Split Dataset into 10 equal parts

Hey everyone,

I am still a PyTorch noob. I want to do Incremental Learning and want to split my training dataset (Cifar-10) into 10 equal parts (or 5, 12, 20, …), each part with the same target distribution.

I already tried to do it with sklearn (train_test_split) but it only can split the data in half:

from sklearn.model_selection import train_test_split

transform = transforms.Compose([transforms.ToTensor(), transforms.Normalize((0.5, 0.5, 0.5), (0.5, 0.5, 0.5))])
trainset = torchvision.datasets.CIFAR10(root='./data', train=True, download=True, transform=transform)

data1_idx, data2_idx= train_test_split(

data1_sampler = torch.utils.data.SubsetRandomSampler(data1_idx)
data2_sampler = torch.utils.data.SubsetRandomSampler(data2_idx)

data1_loader = torch.utils.data.DataLoader(trainset, batch_size=4, sampler=data1_sampler)
data2_loader = torch.utils.data.DataLoader(trainset, batch_size=4, sampler=data2_sampler)

How would you do it in PyTorch? Maybe you can point me to some example code.

I think `sklearn.model_selection.StratifiedKFold might be useful as it allows you to create multiple splits in a stratified fashion.

1 Like

Have any plan to implement StratifiedKFold in PyTorch?

No, I don’t think there are plans to reimplement these scikit-learn methods as they wouldn’t benefit from Autograd and are already easily available and well tested. What’s your use case or potential advantage you are seeing in copying them?

I agree with you.
I just imagine the code that is fully implemented in PyTorch lol.
Thanks for your comment

Thank you for answering the question! I will try this.

I have a follow-up question: Using 10 dataloaders is the best way to do this? Because then there is much copy-paste code — maybe there is a cleaner way?
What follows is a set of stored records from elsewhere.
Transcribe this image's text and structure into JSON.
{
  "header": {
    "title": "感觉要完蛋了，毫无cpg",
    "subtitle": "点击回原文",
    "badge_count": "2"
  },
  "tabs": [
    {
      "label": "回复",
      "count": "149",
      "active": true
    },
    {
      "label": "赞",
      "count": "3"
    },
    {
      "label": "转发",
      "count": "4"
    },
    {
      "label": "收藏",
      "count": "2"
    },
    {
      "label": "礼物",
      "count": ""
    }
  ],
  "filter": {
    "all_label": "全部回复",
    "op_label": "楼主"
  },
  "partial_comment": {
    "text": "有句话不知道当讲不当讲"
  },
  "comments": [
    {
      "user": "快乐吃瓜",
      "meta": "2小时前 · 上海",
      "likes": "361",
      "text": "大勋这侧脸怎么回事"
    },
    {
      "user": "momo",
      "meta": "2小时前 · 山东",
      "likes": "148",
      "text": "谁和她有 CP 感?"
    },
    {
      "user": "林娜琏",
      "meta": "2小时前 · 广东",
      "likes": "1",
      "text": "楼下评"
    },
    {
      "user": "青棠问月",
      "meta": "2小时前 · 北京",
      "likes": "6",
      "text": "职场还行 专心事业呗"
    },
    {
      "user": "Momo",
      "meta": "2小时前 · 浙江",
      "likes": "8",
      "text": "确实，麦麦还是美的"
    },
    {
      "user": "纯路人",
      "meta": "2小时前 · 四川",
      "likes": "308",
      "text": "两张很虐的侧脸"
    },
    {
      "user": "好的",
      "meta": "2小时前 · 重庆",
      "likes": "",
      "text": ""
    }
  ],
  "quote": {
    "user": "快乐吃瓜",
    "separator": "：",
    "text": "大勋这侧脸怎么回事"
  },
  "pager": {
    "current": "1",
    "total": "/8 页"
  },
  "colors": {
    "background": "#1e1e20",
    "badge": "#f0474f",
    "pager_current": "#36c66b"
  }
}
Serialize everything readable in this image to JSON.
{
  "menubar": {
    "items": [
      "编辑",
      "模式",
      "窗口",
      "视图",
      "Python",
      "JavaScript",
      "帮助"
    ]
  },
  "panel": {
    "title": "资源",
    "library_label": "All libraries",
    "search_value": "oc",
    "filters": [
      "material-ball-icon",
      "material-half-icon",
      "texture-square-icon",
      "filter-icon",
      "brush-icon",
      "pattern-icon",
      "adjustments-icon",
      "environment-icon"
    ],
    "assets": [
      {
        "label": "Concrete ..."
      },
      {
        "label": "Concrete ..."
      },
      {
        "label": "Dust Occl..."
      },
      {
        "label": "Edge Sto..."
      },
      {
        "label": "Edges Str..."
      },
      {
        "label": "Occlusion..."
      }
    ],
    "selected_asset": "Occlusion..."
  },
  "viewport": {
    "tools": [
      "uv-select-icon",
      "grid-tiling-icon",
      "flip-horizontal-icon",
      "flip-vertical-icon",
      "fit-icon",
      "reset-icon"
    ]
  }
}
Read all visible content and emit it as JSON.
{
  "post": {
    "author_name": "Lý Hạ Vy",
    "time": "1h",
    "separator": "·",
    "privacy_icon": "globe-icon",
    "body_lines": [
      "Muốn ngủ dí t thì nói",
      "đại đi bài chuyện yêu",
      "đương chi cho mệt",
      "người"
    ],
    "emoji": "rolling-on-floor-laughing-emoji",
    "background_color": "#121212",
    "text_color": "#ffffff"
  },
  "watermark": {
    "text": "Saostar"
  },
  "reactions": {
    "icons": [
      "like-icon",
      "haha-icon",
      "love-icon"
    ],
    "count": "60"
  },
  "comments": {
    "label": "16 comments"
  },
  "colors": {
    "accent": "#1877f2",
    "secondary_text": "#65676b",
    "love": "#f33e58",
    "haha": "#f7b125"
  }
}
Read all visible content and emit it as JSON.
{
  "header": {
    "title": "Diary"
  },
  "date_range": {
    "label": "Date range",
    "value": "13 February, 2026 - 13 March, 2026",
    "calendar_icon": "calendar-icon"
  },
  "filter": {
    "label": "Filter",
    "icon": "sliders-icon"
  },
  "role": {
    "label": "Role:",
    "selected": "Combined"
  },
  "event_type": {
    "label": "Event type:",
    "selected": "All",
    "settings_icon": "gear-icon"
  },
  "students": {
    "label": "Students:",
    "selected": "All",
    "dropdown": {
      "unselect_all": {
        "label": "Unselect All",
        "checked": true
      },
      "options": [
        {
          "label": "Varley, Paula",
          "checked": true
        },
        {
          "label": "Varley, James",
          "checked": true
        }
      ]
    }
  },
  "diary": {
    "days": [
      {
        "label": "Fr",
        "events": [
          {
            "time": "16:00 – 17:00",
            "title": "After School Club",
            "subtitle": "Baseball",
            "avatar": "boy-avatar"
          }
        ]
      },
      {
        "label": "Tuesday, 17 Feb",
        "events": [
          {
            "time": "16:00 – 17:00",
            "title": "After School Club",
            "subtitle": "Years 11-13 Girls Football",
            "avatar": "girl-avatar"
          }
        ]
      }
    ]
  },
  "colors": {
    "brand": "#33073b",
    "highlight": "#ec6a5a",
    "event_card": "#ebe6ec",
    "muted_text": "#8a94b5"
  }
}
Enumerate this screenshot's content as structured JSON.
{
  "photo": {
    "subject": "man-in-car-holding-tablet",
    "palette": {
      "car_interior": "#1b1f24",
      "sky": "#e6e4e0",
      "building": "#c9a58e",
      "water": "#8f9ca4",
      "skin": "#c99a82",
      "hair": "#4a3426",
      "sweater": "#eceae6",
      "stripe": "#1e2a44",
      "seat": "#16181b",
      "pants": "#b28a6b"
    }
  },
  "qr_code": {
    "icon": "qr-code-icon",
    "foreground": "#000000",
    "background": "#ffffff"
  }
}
Also 2nd follow-up question: If I don’t want the same distribution for each part (so not stratified) but want to have a random distribution, then this is still easy to do (just changing the argument of the sklearn function).
But what if I want to create my own distributions, e.g. let’s say data part 1 consisting of: 50% of class 3, 10% of class 7, and remaining 8 classes have 5% each. Data part 2 consisting of: 15% of class 4, 15% of class 5, 15% of class 9, 15% of class 10, and the remaining 6 classes have 5% each. Data part 3 consting of: 30% of class 9, 20% … and so on, I think you know what I mean.
Is there a way to create this detailed data split in PyTorch or Sklearn? I guess the best way to do this data split/data preparation is not in PyTorch but with Numpy, Pandas, Vanilla Python whatever. And then load the 10 data parts into PyTorch. Can you confirm it?

Maybe appending the loaders into e.g. a list would be cleaner and avoid code duplication.

Yes, I would claim the easiest approach would be to reuse an already implemented method in any of these mentioned packages. One approach could be to create a WeightedRandomSampler in PyTorch using the desired class distribution and create the 10 loaders with them.